Suatu hari si Herry dan kawan-kawannya yang hobby mempunyai hobby yang sama, sabung ayam, hendak berkunjung ke Balikpapan untuk suatu acara kumpul-kumpul. Teman-temannya sekitar 20 orang mencarter sebuah bis dan pagi-pagi sudah berkumpul dan siap berangkat menuju Balikpapan. Karena acara kumpul-kumpul akan diadakan malam harinya, siang itu, sebelum tiba di Balikpapan, mereka mampir di Kilo 17 yang terkenal dengan kawasan esek-esek paling termasyur di Balikpapan. Seorang dari mereka mendapat info bahwa siang itu akan ada sabung ayam di dekat kompleks Kilo 17 itu. Karena semua crew dalam bis adalah tokoh-tokoh penjudi, maka tak ragu lagi bis melaju menuju tekape yang terletak percis di samping areal esek-esek itu. Orang-orang turun dengan sumringah dan sudah tak sabar lagi menghaburkan duit-duit yang mereka bawa dari rumah. Ada yang sibuk ngobrol sama temannya, ada yang sibuk pasang taji di ayam jagoannya, ada yang hanya menunggu di belakang dan siap bertaruh. Arena sabung ayam riuh ramai oleh suara penjudi yang haus darah ayam.
Ketika 2 ekor ayam sudah dipegang dan siap dilepaskan, terdengar suara tembakan ke udara. Puluhan orang berpakaian seragam dan membawa senjata menggerebek arena judi itu. Ternyata aksi sabung ayam ini tercium oleh petugas polisi kota Balikpapan. Kontan saja semua begundal sabung ayam terhambur dan menyelamatkan diri masing-masing. Ayam-ayam yang sudah siap adu ditinggalkan begitu saja. Mereka lari pontang-ponting bukan kepalang, pagar setinggi 2 meter dilompati dengan enteng saja. Parit selebar 3 meter bukan halangan. Mereka lari sekenanya ke arah tegalan, sawah dan ladang di sekitar arena sabung ayam itu.

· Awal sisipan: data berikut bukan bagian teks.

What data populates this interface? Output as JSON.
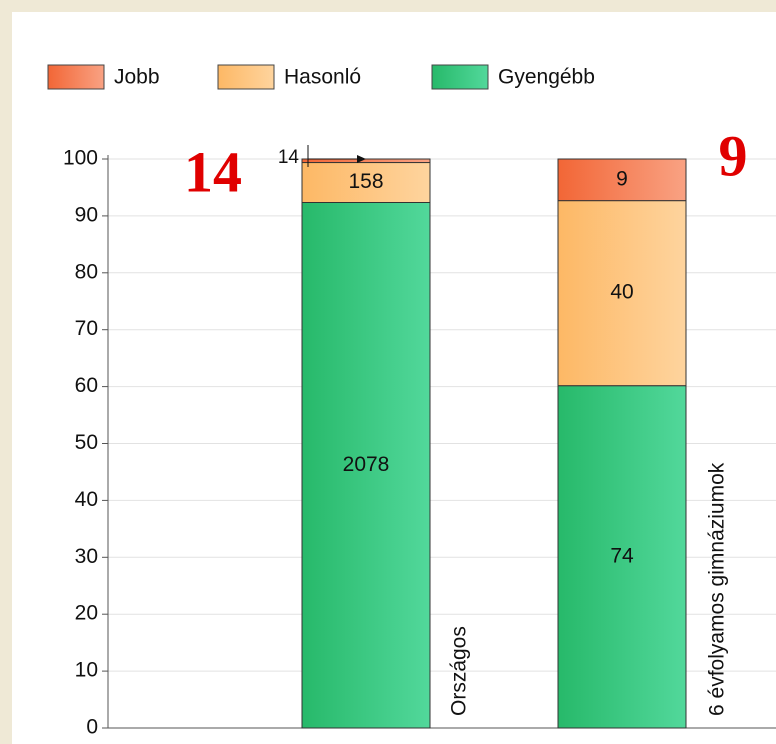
{
  "chart_data": {
    "type": "bar",
    "stacking": "percent",
    "categories": [
      "Országos",
      "6 évfolyamos gimnáziumok"
    ],
    "series": [
      {
        "name": "Gyengébb",
        "color": "#2bbd6e",
        "values": [
          2078,
          74
        ]
      },
      {
        "name": "Hasonló",
        "color": "#fdbd72",
        "values": [
          158,
          40
        ]
      },
      {
        "name": "Jobb",
        "color": "#f36d3e",
        "values": [
          14,
          9
        ]
      }
    ],
    "legend_order": [
      2,
      1,
      0
    ],
    "ylim": [
      0,
      100
    ],
    "yticks": [
      0,
      10,
      20,
      30,
      40,
      50,
      60,
      70,
      80,
      90,
      100
    ],
    "grid": true,
    "annotations": [
      "14",
      "9"
    ]
  }
}
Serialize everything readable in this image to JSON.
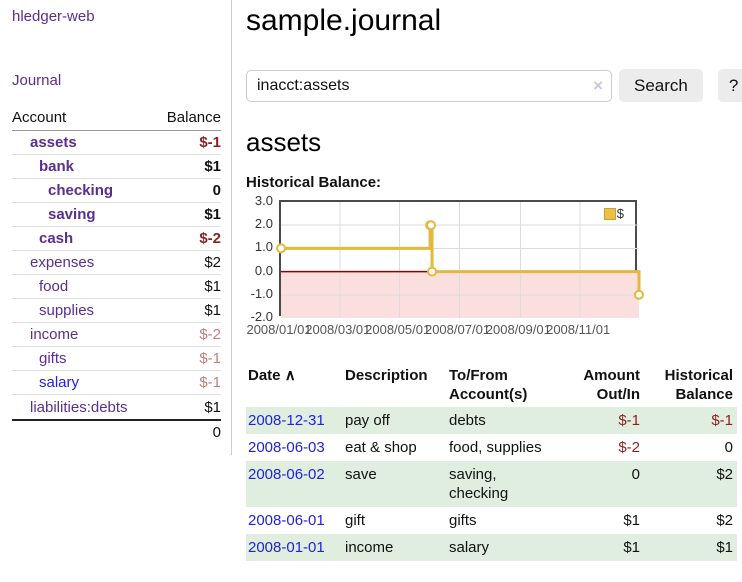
{
  "sidebar": {
    "brand": "hledger-web",
    "nav": {
      "journal": "Journal"
    },
    "table": {
      "account_header": "Account",
      "balance_header": "Balance",
      "accounts": [
        {
          "name": "assets",
          "balance": "$-1",
          "indent": 1,
          "bold": true,
          "neg": "strong",
          "link": "purple"
        },
        {
          "name": "bank",
          "balance": "$1",
          "indent": 2,
          "bold": true,
          "neg": null,
          "link": "purple"
        },
        {
          "name": "checking",
          "balance": "0",
          "indent": 3,
          "bold": true,
          "neg": null,
          "link": "purple"
        },
        {
          "name": "saving",
          "balance": "$1",
          "indent": 3,
          "bold": true,
          "neg": null,
          "link": "purple"
        },
        {
          "name": "cash",
          "balance": "$-2",
          "indent": 2,
          "bold": true,
          "neg": "strong",
          "link": "purple"
        },
        {
          "name": "expenses",
          "balance": "$2",
          "indent": 1,
          "bold": false,
          "neg": null,
          "link": "purple"
        },
        {
          "name": "food",
          "balance": "$1",
          "indent": 2,
          "bold": false,
          "neg": null,
          "link": "purple"
        },
        {
          "name": "supplies",
          "balance": "$1",
          "indent": 2,
          "bold": false,
          "neg": null,
          "link": "purple"
        },
        {
          "name": "income",
          "balance": "$-2",
          "indent": 1,
          "bold": false,
          "neg": "soft",
          "link": "purple"
        },
        {
          "name": "gifts",
          "balance": "$-1",
          "indent": 2,
          "bold": false,
          "neg": "soft",
          "link": "purple"
        },
        {
          "name": "salary",
          "balance": "$-1",
          "indent": 2,
          "bold": false,
          "neg": "soft",
          "link": "blue"
        },
        {
          "name": "liabilities:debts",
          "balance": "$1",
          "indent": 1,
          "bold": false,
          "neg": null,
          "link": "purple"
        }
      ],
      "total": "0"
    }
  },
  "main": {
    "title": "sample.journal",
    "search": {
      "value": "inacct:assets",
      "clear_icon": "×",
      "search_button": "Search",
      "help_button": "?"
    },
    "account_heading": "assets",
    "chart_title": "Historical Balance:"
  },
  "chart_data": {
    "type": "line",
    "step": true,
    "title": "Historical Balance",
    "legend": [
      {
        "label": "$",
        "color": "#e9c048"
      }
    ],
    "legend_position": "top-right",
    "grid": true,
    "x_range": [
      "2008-01-01",
      "2008-12-31"
    ],
    "ylim": [
      -2,
      3
    ],
    "yticks": [
      {
        "label": "3.0",
        "value": 3
      },
      {
        "label": "2.0",
        "value": 2
      },
      {
        "label": "1.0",
        "value": 1
      },
      {
        "label": "0.0",
        "value": 0
      },
      {
        "label": "-1.0",
        "value": -1
      },
      {
        "label": "-2.0",
        "value": -2
      }
    ],
    "xticks": [
      {
        "label": "2008/01/01",
        "date": "2008-01-01"
      },
      {
        "label": "2008/03/01",
        "date": "2008-03-01"
      },
      {
        "label": "2008/05/01",
        "date": "2008-05-01"
      },
      {
        "label": "2008/07/01",
        "date": "2008-07-01"
      },
      {
        "label": "2008/09/01",
        "date": "2008-09-01"
      },
      {
        "label": "2008/11/01",
        "date": "2008-11-01"
      }
    ],
    "series": [
      {
        "name": "$",
        "points": [
          [
            "2008-01-01",
            1
          ],
          [
            "2008-06-01",
            2
          ],
          [
            "2008-06-02",
            2
          ],
          [
            "2008-06-03",
            0
          ],
          [
            "2008-12-31",
            -1
          ]
        ]
      }
    ],
    "colors": {
      "line": "#e3b83d",
      "marker_fill": "#ffffff",
      "negative_fill": "#fbdfdf",
      "zero_line": "#8b0000",
      "grid": "#dcdcdc",
      "frame": "#4a4a4a"
    }
  },
  "register": {
    "headers": {
      "date": "Date",
      "sort_icon": "∧",
      "description": "Description",
      "accounts": "To/From\nAccount(s)",
      "amount": "Amount\nOut/In",
      "balance": "Historical\nBalance"
    },
    "rows": [
      {
        "date": "2008-12-31",
        "description": "pay off",
        "accounts": "debts",
        "amount": "$-1",
        "amount_neg": true,
        "balance": "$-1",
        "balance_neg": true,
        "highlight": true
      },
      {
        "date": "2008-06-03",
        "description": "eat & shop",
        "accounts": "food, supplies",
        "amount": "$-2",
        "amount_neg": true,
        "balance": "0",
        "balance_neg": false,
        "highlight": false
      },
      {
        "date": "2008-06-02",
        "description": "save",
        "accounts": "saving,\nchecking",
        "amount": "0",
        "amount_neg": false,
        "balance": "$2",
        "balance_neg": false,
        "highlight": true
      },
      {
        "date": "2008-06-01",
        "description": "gift",
        "accounts": "gifts",
        "amount": "$1",
        "amount_neg": false,
        "balance": "$2",
        "balance_neg": false,
        "highlight": false
      },
      {
        "date": "2008-01-01",
        "description": "income",
        "accounts": "salary",
        "amount": "$1",
        "amount_neg": false,
        "balance": "$1",
        "balance_neg": false,
        "highlight": true
      }
    ]
  },
  "colors": {
    "link_purple": "#5c2d91",
    "link_blue": "#2222dd",
    "neg_strong": "#8e1f1f",
    "neg_soft": "#c27f7f",
    "row_highlight": "#dfeedf"
  }
}
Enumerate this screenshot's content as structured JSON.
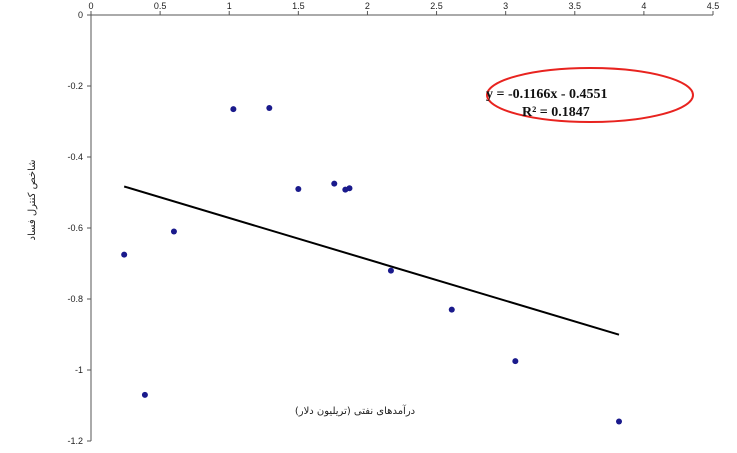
{
  "chart_data": {
    "type": "scatter",
    "title": "",
    "xlabel": "درآمدهای نفتی (تریلیون دلار)",
    "ylabel": "شاخص کنترل فساد",
    "xlim": [
      0,
      4.5
    ],
    "ylim": [
      -1.2,
      0
    ],
    "x_ticks": [
      0,
      0.5,
      1,
      1.5,
      2,
      2.5,
      3,
      3.5,
      4,
      4.5
    ],
    "x_tick_labels": [
      "0",
      "0.5",
      "1",
      "1.5",
      "2",
      "2.5",
      "3",
      "3.5",
      "4",
      "4.5"
    ],
    "y_ticks": [
      0,
      -0.2,
      -0.4,
      -0.6,
      -0.8,
      -1,
      -1.2
    ],
    "y_tick_labels": [
      "0",
      "-0.2",
      "-0.4",
      "-0.6",
      "-0.8",
      "-1",
      "-1.2"
    ],
    "grid": false,
    "series": [
      {
        "color": "#1a1a8c",
        "points": [
          {
            "x": 0.24,
            "y": -0.675
          },
          {
            "x": 0.39,
            "y": -1.07
          },
          {
            "x": 0.6,
            "y": -0.61
          },
          {
            "x": 1.03,
            "y": -0.265
          },
          {
            "x": 1.29,
            "y": -0.262
          },
          {
            "x": 1.5,
            "y": -0.49
          },
          {
            "x": 1.76,
            "y": -0.475
          },
          {
            "x": 1.84,
            "y": -0.492
          },
          {
            "x": 1.87,
            "y": -0.488
          },
          {
            "x": 2.17,
            "y": -0.72
          },
          {
            "x": 2.61,
            "y": -0.83
          },
          {
            "x": 3.07,
            "y": -0.975
          },
          {
            "x": 3.82,
            "y": -1.145
          }
        ]
      }
    ],
    "trendline": {
      "slope": -0.1166,
      "intercept": -0.4551,
      "x_range": [
        0.24,
        3.82
      ],
      "color": "#000000"
    },
    "annotation": {
      "equation": "y = -0.1166x - 0.4551",
      "r_squared": "R² = 0.1847",
      "highlight_color": "#e8231f"
    }
  }
}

Begitu juga Herry lari namun tajinya masih sempat diselamatkan. Si Herry yang jago pasang taji selalu membawa taji dan selalu menjadi tukang pasang yang dinanti-nanti oleh sesama penyabung ayam. Ia lari terbirit-birit di pematang sawah yang basah dan becek. Sepatunya terlepas dan tertinggal begitu saja, celana panjangnya kotor tidak karuan hingga ke pahanya. Bajunya terkena bercak-bercak tanah dan wajahnya terlihat pucat.
Namun si Herry yang cerdik dan licin memilih menyelamatkan diri dengan menyelinap ke salah satu rumah lonte di kompleks Kilo 17 itu. Ia masuk tanpa permisi dan mengunci pintu dari dalam. Di balik sana sudah menunggu seorang wanita, cantik, masih muda dengan make up super menor dan celana pendek mini sungguh menggoda. Baju 'you can see' yang dikenakannya membuat Herry tergoda juga birahinya. Namun ia tak sempat melanjutkan pikiran mesumnya, ia hanya berfikir bagaimana ia selamat siang itu. Ia lalu memohon ke si lonte, yang ternyata bernama Susi, agar jangan bilang-bilang jikalau ada petugas masuk ke rumah itu. Si Susi yang genit mengiyakan saja dengan syarat Herry harus memberi kompensasi, karena Susi sudah sehari tak dapat pelanggan. Si Herry yang cerdik memanfaatkan saja kesempatan itu. Ia lalu bernegosiasi dan balik memberikan syarat, Susi harus mencuci dan mengeringkan pakaiannya. Jadilah Susi sibuk cuci pakaian lalu segera dikeringkan dengan setrika, sedangkan Herry hanya pakai celana dalam tiduran di atas sofa kucel dan bolong-bolong sambil membayangkan Susi tanpa busana.
Herry sudah semakin sore, pakaian Herry pun sudah cukup kering dan layak pakai. Si Herry bernegosiasi lagi,
"Sus, aku harus ke Balikpapan dulu ya, malam ini aku ada acara kumpul-kumpul sama teman-teman."
"Wah ndak bisa mas, sampeyan kan sudah janji kalau akan pake saya malam ini?"
"Ya, kalo itu yo jadi. Saya ke Balikpapan sebentar saja, lalu malam nanti jika acara sudah selesai saya aku balik dan tidur sini, nih saya panjer 50 ribu."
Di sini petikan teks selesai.